To strengthen U.S. security and economic strength, the Biden-Harris Administration today is releasing an Interim Final Rule on Artificial Intelligence Diffusion. It streamlines licensing hurdles for both large and small chip orders, bolsters U.S. AI leadership, and provides clarity to allied and partner nations about how they can benefit from AI. It builds on previous chip controls by thwarting smuggling, closing other loopholes, and raising AI security standards.

Six key mechanisms in the rule catalyze the responsible diffusion of U.S. technology:

  • No restrictions apply to chip sales to 18 key allies and partners. This flexibility enables jurisdictions with robust technology protection regimes and technology ecosystems aligned with the national security and foreign policy interests of the United States to benefit from seamless large-scale purchases.
  • Chip orders with collective computation power up to roughly 1,700 advanced GPUs do not require a license and do not count against national chip caps. The overwhelming majority of chip orders are in this category, especially those being placed by universities, medical institutions, and research organizations for clearly innocuous purposes. Streamlined processing of these orders represents an improvement over the status quo, rapidly accelerating low-risk shipments of U.S. technology around the world.
  • Entities that meet high security and trust standards and are headquartered in close allies and partners can obtain highly trusted "Universal Verified End User" (UVEU) status. With this status, they can then place up to 7% of their global AI computational capacity in countries around the world - likely amounting to hundreds of thousands of chips. This trusted status is granted on a global and enduring basis, allowing responsible entities to expand rapidly and flexibly, and strengthening U.S. and allied global leadership while keeping frontier training at home.
  • Entities that meet the same security requirements and are headquartered in any destination that is not a country of concern can apply for "National Verified End User" status, enabling them to purchase computational power equivalent to up to 320,000 advanced GPUs over the next two years. This provision permits trusted national entities to benefit from advanced U.S. technology, serving local, governmental, and regional customers, while guarding against diversion risks.
  • Non-VEU entities located outside of close allies can still purchase large amounts of computational power, up to the equivalent of 50,000 advanced GPUs per country. This cap ensures that U.S. technology is available to service foreign governments, healthcare providers, and other local businesses.
  • Government-to-government arrangements cultivate an international ecosystem of shared values regarding the development, deployment, and use of AI. Governments that sign these arrangements - which align those nations' export control, clean energy, and technology security efforts with the United States - can double their chip caps (up to 100,000 of today's advanced GPUs).

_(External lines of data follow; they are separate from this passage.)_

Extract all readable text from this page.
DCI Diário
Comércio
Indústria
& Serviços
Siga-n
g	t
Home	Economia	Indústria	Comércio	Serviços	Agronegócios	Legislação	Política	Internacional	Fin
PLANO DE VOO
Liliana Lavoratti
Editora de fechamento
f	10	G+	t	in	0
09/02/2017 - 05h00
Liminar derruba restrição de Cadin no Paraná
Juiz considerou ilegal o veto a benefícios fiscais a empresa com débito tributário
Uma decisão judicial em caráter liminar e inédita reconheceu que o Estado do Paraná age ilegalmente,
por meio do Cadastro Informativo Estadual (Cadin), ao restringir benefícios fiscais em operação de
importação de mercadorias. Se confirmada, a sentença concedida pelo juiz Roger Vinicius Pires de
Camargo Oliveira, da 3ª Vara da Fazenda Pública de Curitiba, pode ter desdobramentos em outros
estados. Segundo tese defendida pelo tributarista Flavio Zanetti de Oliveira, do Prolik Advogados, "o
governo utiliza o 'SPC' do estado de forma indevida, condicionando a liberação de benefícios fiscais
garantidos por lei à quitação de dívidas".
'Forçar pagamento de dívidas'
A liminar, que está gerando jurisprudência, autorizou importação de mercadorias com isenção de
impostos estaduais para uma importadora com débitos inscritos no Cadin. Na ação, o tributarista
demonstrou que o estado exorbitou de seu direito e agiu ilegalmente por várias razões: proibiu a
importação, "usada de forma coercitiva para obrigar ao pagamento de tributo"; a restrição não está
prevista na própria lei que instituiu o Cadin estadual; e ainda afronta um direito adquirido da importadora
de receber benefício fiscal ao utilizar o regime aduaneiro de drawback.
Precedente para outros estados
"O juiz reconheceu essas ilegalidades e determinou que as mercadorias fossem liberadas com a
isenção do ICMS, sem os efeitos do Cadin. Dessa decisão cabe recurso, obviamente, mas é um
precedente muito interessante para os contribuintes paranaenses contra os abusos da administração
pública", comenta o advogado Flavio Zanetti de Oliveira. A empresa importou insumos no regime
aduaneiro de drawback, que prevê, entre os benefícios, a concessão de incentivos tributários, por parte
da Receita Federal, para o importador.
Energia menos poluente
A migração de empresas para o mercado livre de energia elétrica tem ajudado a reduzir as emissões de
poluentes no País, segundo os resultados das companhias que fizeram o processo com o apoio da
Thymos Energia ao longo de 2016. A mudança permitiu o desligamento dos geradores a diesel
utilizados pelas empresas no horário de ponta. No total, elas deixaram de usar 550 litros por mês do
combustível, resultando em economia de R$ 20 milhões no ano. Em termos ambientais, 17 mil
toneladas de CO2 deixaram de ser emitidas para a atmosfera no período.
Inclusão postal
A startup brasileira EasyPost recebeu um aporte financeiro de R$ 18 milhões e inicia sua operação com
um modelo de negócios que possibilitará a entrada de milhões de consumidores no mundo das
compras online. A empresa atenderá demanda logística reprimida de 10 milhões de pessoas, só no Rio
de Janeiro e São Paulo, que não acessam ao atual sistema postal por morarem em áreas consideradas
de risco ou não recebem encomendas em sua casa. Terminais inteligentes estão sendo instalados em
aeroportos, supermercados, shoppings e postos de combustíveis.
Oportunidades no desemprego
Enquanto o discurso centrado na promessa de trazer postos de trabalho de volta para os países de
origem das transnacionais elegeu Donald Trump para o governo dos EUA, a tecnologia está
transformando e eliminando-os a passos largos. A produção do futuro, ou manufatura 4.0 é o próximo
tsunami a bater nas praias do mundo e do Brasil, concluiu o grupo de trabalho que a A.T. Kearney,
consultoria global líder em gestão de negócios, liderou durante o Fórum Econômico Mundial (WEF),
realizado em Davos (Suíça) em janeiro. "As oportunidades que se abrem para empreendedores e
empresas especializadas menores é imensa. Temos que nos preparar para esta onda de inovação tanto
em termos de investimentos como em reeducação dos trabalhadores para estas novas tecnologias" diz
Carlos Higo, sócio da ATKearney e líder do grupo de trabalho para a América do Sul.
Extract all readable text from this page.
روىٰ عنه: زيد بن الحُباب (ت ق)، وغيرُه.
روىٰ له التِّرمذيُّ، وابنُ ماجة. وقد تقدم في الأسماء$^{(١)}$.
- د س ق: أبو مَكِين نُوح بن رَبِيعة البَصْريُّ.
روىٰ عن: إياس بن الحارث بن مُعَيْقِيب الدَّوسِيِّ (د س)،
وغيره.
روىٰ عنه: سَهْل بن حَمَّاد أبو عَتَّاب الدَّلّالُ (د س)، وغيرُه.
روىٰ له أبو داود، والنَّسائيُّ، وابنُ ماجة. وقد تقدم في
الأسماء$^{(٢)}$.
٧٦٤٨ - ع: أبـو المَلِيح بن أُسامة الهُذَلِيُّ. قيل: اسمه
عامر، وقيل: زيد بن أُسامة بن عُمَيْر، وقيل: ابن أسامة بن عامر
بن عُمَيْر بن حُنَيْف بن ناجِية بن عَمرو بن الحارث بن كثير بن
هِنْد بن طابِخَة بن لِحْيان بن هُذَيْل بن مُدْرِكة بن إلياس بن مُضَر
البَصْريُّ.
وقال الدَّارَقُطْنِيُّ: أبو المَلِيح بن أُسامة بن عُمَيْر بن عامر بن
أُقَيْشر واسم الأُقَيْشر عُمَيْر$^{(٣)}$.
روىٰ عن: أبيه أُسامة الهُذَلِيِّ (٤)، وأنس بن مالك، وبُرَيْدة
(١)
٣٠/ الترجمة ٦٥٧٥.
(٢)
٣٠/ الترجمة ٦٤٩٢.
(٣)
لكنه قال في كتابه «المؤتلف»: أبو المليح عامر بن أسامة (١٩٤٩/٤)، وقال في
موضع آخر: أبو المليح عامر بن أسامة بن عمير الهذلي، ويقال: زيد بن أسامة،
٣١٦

Even as it encourages the diffusion of U.S. technology, the rule takes significant steps against countries of concern, constraining them from accessing advanced AI systems and the computing power used to train them. These actions include:

  • Continuing to ensure that advanced semiconductors sold abroad are not used by countries of concern to train advanced AI systems, while still permitting access for general-purpose applications from telecommunications to banking.
  • Restricting the transfer to non-trusted actors of the model weights for advanced closed-weight models. The rule does not in any way inhibit the publication of model weights for open-weight models.
  • Setting security standards to protect the weights of advanced closed-weight AI models, permitting them to be stored and used securely around the world while helping prevent illicit adversary access.

The rule builds on previous regulations that aim to protect U.S. national security, including the October 2022 and October 2023 chip controls. It follows a broad range of relevant engagements over the past ten months with stakeholders, bipartisan members of Congress, industry representatives, and foreign allies and partners.